ValWood commented 2 years ago

I think we could model this better, alluded to in this ticket https://github.com/geneontology/go-ontology/issues/24161

The regulation of alternative polyadenylation pathway all seem to belong to a class of "cotranscriptional 3’ processing of RNA polymerase II transcripts" (i.e torpedo model)

https://www.researchgate.net/publication/8149761_Shortcuts_to_the_end/figures?lo=1

pgaudet commented 2 years ago

We had discussed to remove 'small' non-coding RNA gtom the goruping terms to be able to group all regulatory nc RNAs - so I will fix

GO:0043628 'small regulatory ncRNA 3'-end processing' -> regulatory ncRNA 3'-end processing' GO:0070918 'small regulatory ncRNA processing' -> -> regulatory ncRNA processing

I think these are the last ones with this label.

Thanks, Pascale

pgaudet commented 2 years ago

@ValWood does that work for you?

There are other ncRNAs, such as tRNAs, snRNAs; were you also annotating these to the general 'ncRNA 3' end processing' term ?

Thanks, Pascale

ValWood commented 2 years ago

No, but I think we are grouping different pathways here.

The pathway I'm using it for is always the RNA polymerase II coupled polyadenylation/termination pathway. I don't think that works on tRNAs snRNAs but I would need to double check that.

krchristie commented 2 years ago

No, but I think we are grouping different pathways here.

The pathway I'm using it for is always the RNA polymerase II coupled polyadenylation/termination pathway. I don't think that works on tRNAs snRNAs but I would need to double check that.

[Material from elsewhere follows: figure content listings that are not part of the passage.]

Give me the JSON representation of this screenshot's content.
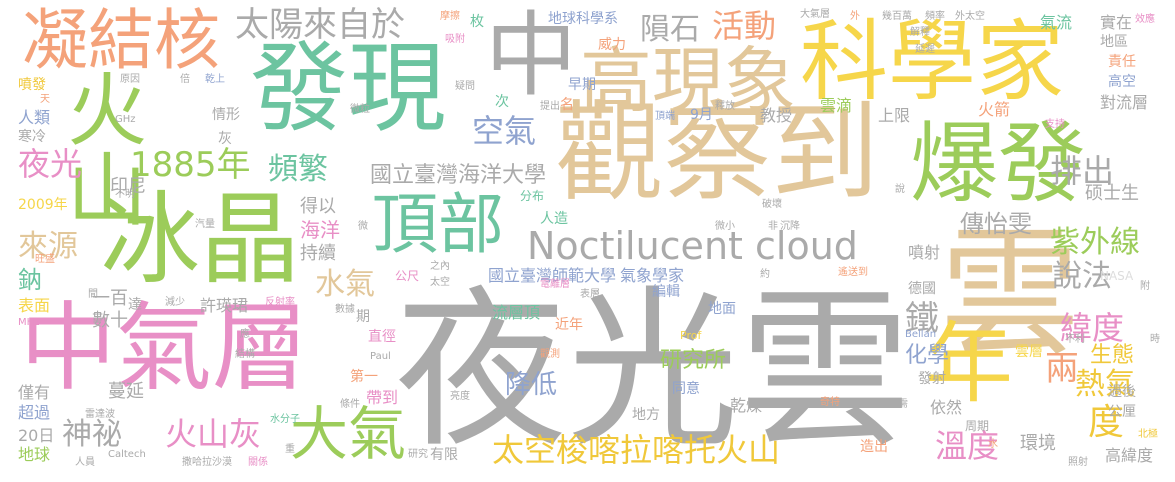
{
  "palette": {
    "gray": "#aaaaaa",
    "dgray": "#8c8c8c",
    "green": "#9ccc5a",
    "teal": "#6cc4a0",
    "yellow": "#f6d64a",
    "tan": "#e2c79a",
    "orange": "#f4a27a",
    "pink": "#e88fc6",
    "lgreen": "#b6dd7a",
    "blue": "#8fa3cf",
    "dyellow": "#f0c83a",
    "dgreen": "#66b88e"
  },
  "words": [
    {
      "t": "夜光雲"
    },
    {
      "t": "觀察到"
    },
    {
      "t": "科學家"
    },
    {
      "t": "發現"
    },
    {
      "t": "冰晶"
    },
    {
      "t": "中氣層"
    },
    {
      "t": "雲"
    },
    {
      "t": "爆發"
    },
    {
      "t": "高現象"
    },
    {
      "t": "中"
    },
    {
      "t": "火山"
    },
    {
      "t": "凝結核"
    },
    {
      "t": "年"
    },
    {
      "t": "Noctilucent cloud"
    },
    {
      "t": "頂部"
    },
    {
      "t": "大氣"
    },
    {
      "t": "太空梭喀拉喀托火山"
    },
    {
      "t": "太陽來自於"
    },
    {
      "t": "隕石"
    },
    {
      "t": "活動"
    },
    {
      "t": "1885年"
    },
    {
      "t": "夜光"
    },
    {
      "t": "頻繁"
    },
    {
      "t": "空氣"
    },
    {
      "t": "國立臺灣海洋大學"
    },
    {
      "t": "排出"
    },
    {
      "t": "紫外線"
    },
    {
      "t": "緯度"
    },
    {
      "t": "熱氣"
    },
    {
      "t": "溫度"
    },
    {
      "t": "火山灰"
    },
    {
      "t": "神祕"
    },
    {
      "t": "來源"
    },
    {
      "t": "水氣"
    },
    {
      "t": "降低"
    },
    {
      "t": "鐵"
    },
    {
      "t": "說法"
    },
    {
      "t": "兩"
    },
    {
      "t": "度"
    },
    {
      "t": "傳怡雯"
    },
    {
      "t": "化學"
    },
    {
      "t": "生態"
    },
    {
      "t": "研究所"
    },
    {
      "t": "硕士生"
    },
    {
      "t": "國立臺灣師範大學"
    },
    {
      "t": "氣象學家"
    },
    {
      "t": "流層頂"
    },
    {
      "t": "海洋"
    },
    {
      "t": "持續"
    },
    {
      "t": "得以"
    },
    {
      "t": "鈉"
    },
    {
      "t": "印尼"
    },
    {
      "t": "一百"
    },
    {
      "t": "數十"
    },
    {
      "t": "許瑛珺"
    },
    {
      "t": "蔓延"
    },
    {
      "t": "超過"
    },
    {
      "t": "僅有"
    },
    {
      "t": "表面"
    },
    {
      "t": "20日"
    },
    {
      "t": "地球"
    },
    {
      "t": "2009年"
    },
    {
      "t": "人類"
    },
    {
      "t": "寒冷"
    },
    {
      "t": "噴發"
    },
    {
      "t": "地球科學系"
    },
    {
      "t": "威力"
    },
    {
      "t": "早期"
    },
    {
      "t": "9月"
    },
    {
      "t": "教授"
    },
    {
      "t": "雲滴"
    },
    {
      "t": "上限"
    },
    {
      "t": "火箭"
    },
    {
      "t": "對流層"
    },
    {
      "t": "氣流"
    },
    {
      "t": "實在"
    },
    {
      "t": "地區"
    },
    {
      "t": "責任"
    },
    {
      "t": "高空"
    },
    {
      "t": "過後"
    },
    {
      "t": "公厘"
    },
    {
      "t": "高緯度"
    },
    {
      "t": "環境"
    },
    {
      "t": "依然"
    },
    {
      "t": "發射"
    },
    {
      "t": "德國"
    },
    {
      "t": "地面"
    },
    {
      "t": "編輯"
    },
    {
      "t": "乾燥"
    },
    {
      "t": "同意"
    },
    {
      "t": "地方"
    },
    {
      "t": "近年"
    },
    {
      "t": "直徑"
    },
    {
      "t": "帶到"
    },
    {
      "t": "第一"
    },
    {
      "t": "有限"
    },
    {
      "t": "造出"
    },
    {
      "t": "噴射"
    },
    {
      "t": "雲層"
    },
    {
      "t": "分布"
    },
    {
      "t": "人造"
    },
    {
      "t": "周期"
    },
    {
      "t": "情形"
    },
    {
      "t": "灰"
    },
    {
      "t": "達"
    },
    {
      "t": "名"
    },
    {
      "t": "次"
    },
    {
      "t": "枚"
    },
    {
      "t": "期"
    },
    {
      "t": "公尺"
    },
    {
      "t": "NASA"
    },
    {
      "t": "Prof"
    },
    {
      "t": "Paul"
    },
    {
      "t": "Bellan"
    },
    {
      "t": "Caltech"
    },
    {
      "t": "MHz"
    },
    {
      "t": "GHz"
    },
    {
      "t": "摩擦"
    },
    {
      "t": "吸附"
    },
    {
      "t": "疑問"
    },
    {
      "t": "微粒"
    },
    {
      "t": "提出"
    },
    {
      "t": "頂端"
    },
    {
      "t": "釋放"
    },
    {
      "t": "幾百萬"
    },
    {
      "t": "頻率"
    },
    {
      "t": "外太空"
    },
    {
      "t": "解釋"
    },
    {
      "t": "延遲"
    },
    {
      "t": "大氣層"
    },
    {
      "t": "支持"
    },
    {
      "t": "效應"
    },
    {
      "t": "原因"
    },
    {
      "t": "倍"
    },
    {
      "t": "乾上"
    },
    {
      "t": "不明"
    },
    {
      "t": "旺盛"
    },
    {
      "t": "汽量"
    },
    {
      "t": "減少"
    },
    {
      "t": "反射率"
    },
    {
      "t": "雷達波"
    },
    {
      "t": "撒哈拉沙漠"
    },
    {
      "t": "關係"
    },
    {
      "t": "人員"
    },
    {
      "t": "研究"
    },
    {
      "t": "水分子"
    },
    {
      "t": "條件"
    },
    {
      "t": "數據"
    },
    {
      "t": "結構"
    },
    {
      "t": "亮度"
    },
    {
      "t": "觀測"
    },
    {
      "t": "電離層"
    },
    {
      "t": "表層"
    },
    {
      "t": "太空"
    },
    {
      "t": "之內"
    },
    {
      "t": "約"
    },
    {
      "t": "遙送到"
    },
    {
      "t": "破壞"
    },
    {
      "t": "微小"
    },
    {
      "t": "非"
    },
    {
      "t": "沉降"
    },
    {
      "t": "奇特"
    },
    {
      "t": "不利"
    },
    {
      "t": "照射"
    },
    {
      "t": "北極"
    },
    {
      "t": "時"
    },
    {
      "t": "附"
    },
    {
      "t": "說"
    },
    {
      "t": "需"
    },
    {
      "t": "重"
    },
    {
      "t": "水"
    },
    {
      "t": "應"
    },
    {
      "t": "間"
    },
    {
      "t": "天"
    },
    {
      "t": "外"
    },
    {
      "t": "微"
    }
  ]
}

I'm not aware that RNAP II ever transcribes tRNAs.

However, snRNAs are a mix. In S. cerevisiae, if I remember correctly, RNAP II transcribes the snRNAs U1, U2, U4, & U5, while RNAP III transcribes U6. Which RNA polymerase transcribes each of these snRNAs may vary between species. Note that I know nothing about transcription of U1-atac, U2-atac, U4-atac, or U6-atac since they are not present in cerevisiae.

It may also be worth mentioning that transcription of snoRNAs is definitely a mixture, with some done by RNAP II and others by RNAP III, and which RNAP does which definitely varies between species.

ValWood commented 2 years ago

In S. cerevisiae, if I remember correctly, RNAP II transcribes the snRNAs U1, U2, U4, & U5, while RNAP III transcribes U6.

refs for U6 txn by pol II in S.c in here: https://www.ncbi.nlm.nih.gov/pmc/articles/PMC5855946/ I wonder if this is a relatively recent thing evolutionarily and does not apply to other eukaryotes? In pombe U6 is spliced, which indicated that in fission yeast this one must be pol II transcribed.

It seems more generally that the other snRNAs are polyadenylated by similar pol II-associated pathways as mRNA and ncRNA (for termination/3' processing and surveillance) http://europepmc.org/article/MED/18951092

Presumably, tRNAs are polyadenylated by a completely different pathway (I can only see papers on tRNA polyadenylation for prokaryotes, or for human mitochondrial tRNAs)

@pgaudet this is why I think it makes more sense to still keep the polymerase groupings, and make these the primary organization, because many of the downstream pathways are polymerase specific (splicing and 3' end processing by polyadenylation for pol II and many processing events for pol I). This will make it easier to join modules later.

pgaudet commented 2 years ago

I thought the proposal was to make 'regulation of transcription' transcript-specific, but the non-regulatory processes (initiation, elongation, termination) and the processing would be polymerase-specific. Would that work ?

ValWood commented 2 years ago

Ah right, I keep getting confused. This sounds OK. I'm finding it difficult to imagine all of the consequences, but this would probably be OK. But what happens with regulation of elongation, regulation of termination etc? are they still polymerase specific? (these are the things that connect to the different pathways like polyadenylation, but I suspect here we are dealing with a lot of 'affects' not regulation). There is definitely different signalling to CTD residues to regulate different termination sites.